1. Demonstrate that the vector bites a host. This must not be forced, but instead using bait traps. Afterwards, bloodmeals can be identified via various methods.
2. Vectorial competence. Show that the vector is able to transmit the pathogen. Can they feed on an infected animal, and transmit it to an uninfected animal?
3. Demonstrate that the distributions align. Ensure that the distribution and range of the vector occur in the same area as that of the disease. Is the vector abundant in the same regions the disease is?

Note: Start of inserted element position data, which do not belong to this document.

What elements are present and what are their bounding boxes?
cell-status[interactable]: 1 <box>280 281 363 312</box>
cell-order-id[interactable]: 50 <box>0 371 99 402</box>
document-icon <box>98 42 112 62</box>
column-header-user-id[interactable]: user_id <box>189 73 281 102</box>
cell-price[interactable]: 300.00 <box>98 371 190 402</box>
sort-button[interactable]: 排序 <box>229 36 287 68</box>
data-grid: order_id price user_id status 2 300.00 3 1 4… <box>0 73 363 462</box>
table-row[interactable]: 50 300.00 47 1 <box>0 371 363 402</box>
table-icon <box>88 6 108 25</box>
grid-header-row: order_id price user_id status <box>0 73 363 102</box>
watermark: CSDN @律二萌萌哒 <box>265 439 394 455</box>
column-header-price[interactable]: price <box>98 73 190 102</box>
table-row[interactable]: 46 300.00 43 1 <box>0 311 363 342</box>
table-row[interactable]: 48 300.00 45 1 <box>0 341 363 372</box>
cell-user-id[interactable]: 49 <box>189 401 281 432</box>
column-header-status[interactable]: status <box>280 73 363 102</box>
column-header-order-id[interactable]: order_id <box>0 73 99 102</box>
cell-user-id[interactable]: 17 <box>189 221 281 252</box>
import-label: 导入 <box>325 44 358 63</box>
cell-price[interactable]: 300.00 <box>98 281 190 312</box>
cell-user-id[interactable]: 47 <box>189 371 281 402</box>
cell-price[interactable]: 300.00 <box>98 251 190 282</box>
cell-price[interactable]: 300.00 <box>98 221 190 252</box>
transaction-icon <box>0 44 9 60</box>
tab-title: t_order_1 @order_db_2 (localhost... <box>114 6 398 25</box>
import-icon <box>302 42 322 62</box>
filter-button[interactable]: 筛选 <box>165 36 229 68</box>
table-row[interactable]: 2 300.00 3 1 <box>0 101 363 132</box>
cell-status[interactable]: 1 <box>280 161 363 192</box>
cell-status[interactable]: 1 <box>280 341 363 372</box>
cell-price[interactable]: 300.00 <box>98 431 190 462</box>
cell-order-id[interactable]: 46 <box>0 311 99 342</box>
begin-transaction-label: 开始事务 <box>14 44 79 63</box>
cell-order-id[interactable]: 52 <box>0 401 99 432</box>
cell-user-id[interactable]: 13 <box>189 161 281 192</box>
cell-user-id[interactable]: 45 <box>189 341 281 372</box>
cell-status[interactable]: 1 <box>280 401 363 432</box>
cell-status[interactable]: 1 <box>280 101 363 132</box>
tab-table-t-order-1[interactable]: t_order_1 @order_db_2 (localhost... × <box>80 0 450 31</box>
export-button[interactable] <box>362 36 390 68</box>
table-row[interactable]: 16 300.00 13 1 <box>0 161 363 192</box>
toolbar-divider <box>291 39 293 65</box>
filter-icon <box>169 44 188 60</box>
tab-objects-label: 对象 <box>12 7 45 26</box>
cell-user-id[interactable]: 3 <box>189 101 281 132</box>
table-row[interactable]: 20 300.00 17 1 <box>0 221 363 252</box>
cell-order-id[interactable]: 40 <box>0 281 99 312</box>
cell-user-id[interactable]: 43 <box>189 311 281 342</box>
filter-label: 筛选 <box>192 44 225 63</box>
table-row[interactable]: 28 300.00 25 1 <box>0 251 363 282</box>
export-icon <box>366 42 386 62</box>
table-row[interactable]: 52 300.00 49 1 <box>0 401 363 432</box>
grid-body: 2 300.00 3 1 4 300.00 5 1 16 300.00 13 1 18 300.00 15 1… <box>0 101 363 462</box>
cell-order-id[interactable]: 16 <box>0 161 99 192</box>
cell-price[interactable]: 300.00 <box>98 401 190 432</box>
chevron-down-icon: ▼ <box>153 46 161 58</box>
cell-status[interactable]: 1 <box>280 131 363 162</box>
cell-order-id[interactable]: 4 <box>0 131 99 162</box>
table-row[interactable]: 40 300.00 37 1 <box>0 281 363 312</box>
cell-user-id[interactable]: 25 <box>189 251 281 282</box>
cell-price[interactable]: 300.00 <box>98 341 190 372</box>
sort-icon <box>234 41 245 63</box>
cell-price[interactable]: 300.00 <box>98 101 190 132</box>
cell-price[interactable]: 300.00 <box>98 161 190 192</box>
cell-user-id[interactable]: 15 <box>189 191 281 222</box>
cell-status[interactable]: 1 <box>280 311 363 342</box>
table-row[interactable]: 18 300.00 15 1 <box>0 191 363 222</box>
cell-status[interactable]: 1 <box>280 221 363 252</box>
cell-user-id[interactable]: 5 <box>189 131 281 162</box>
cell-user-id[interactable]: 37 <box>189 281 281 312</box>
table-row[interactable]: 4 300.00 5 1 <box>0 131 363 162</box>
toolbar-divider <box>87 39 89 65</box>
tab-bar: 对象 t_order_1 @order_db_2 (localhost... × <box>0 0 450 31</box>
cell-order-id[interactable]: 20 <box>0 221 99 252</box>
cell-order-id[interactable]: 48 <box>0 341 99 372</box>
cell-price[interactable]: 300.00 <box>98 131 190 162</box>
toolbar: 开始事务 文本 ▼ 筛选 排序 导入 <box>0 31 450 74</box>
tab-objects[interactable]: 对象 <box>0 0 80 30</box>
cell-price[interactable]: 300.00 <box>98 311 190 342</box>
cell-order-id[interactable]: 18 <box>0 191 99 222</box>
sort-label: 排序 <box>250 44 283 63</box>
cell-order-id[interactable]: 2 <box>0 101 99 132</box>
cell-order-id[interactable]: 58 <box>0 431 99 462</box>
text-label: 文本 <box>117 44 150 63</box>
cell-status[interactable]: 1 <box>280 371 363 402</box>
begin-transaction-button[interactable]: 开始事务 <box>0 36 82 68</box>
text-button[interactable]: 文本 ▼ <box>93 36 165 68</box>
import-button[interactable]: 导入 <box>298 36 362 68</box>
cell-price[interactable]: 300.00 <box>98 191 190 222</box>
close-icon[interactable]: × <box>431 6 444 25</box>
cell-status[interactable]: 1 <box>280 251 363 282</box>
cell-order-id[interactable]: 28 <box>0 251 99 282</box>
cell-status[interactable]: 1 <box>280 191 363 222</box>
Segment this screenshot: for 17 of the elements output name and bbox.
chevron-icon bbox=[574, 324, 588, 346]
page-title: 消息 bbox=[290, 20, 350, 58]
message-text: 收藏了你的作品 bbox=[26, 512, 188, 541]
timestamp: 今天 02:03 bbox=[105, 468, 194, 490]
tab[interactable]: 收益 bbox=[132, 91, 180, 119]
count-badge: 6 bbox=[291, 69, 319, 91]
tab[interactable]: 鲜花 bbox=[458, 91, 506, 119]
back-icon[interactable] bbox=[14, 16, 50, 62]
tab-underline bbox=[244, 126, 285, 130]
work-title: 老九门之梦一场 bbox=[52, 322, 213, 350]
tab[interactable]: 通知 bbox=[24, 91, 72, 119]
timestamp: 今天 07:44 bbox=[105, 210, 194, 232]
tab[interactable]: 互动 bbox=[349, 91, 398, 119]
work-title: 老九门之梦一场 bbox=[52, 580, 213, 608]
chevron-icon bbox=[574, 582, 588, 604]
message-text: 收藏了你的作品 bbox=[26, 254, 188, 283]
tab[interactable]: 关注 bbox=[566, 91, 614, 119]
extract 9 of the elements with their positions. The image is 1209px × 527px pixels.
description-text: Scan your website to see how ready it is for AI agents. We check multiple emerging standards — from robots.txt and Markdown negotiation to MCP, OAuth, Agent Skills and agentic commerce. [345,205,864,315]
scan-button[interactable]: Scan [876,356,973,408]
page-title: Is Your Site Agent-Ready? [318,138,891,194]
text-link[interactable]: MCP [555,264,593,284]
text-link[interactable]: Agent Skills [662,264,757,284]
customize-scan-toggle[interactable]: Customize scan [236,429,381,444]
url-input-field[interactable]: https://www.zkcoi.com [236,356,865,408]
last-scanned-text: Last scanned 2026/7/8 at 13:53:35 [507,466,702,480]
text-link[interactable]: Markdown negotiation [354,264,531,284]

4. Indistinguishability. Demonstrate that natural infections from the vector parasites are indistinguishable from parasites from infected animals. This can be done through dissection, parasite culturing and identification.

Once the species is established as the cause of disease, surveillance is conducted on it to determine vector density and pathogen presence. Surveillance is the observation, collection, and recording of data regarding the possible presence of pathogens in the vector.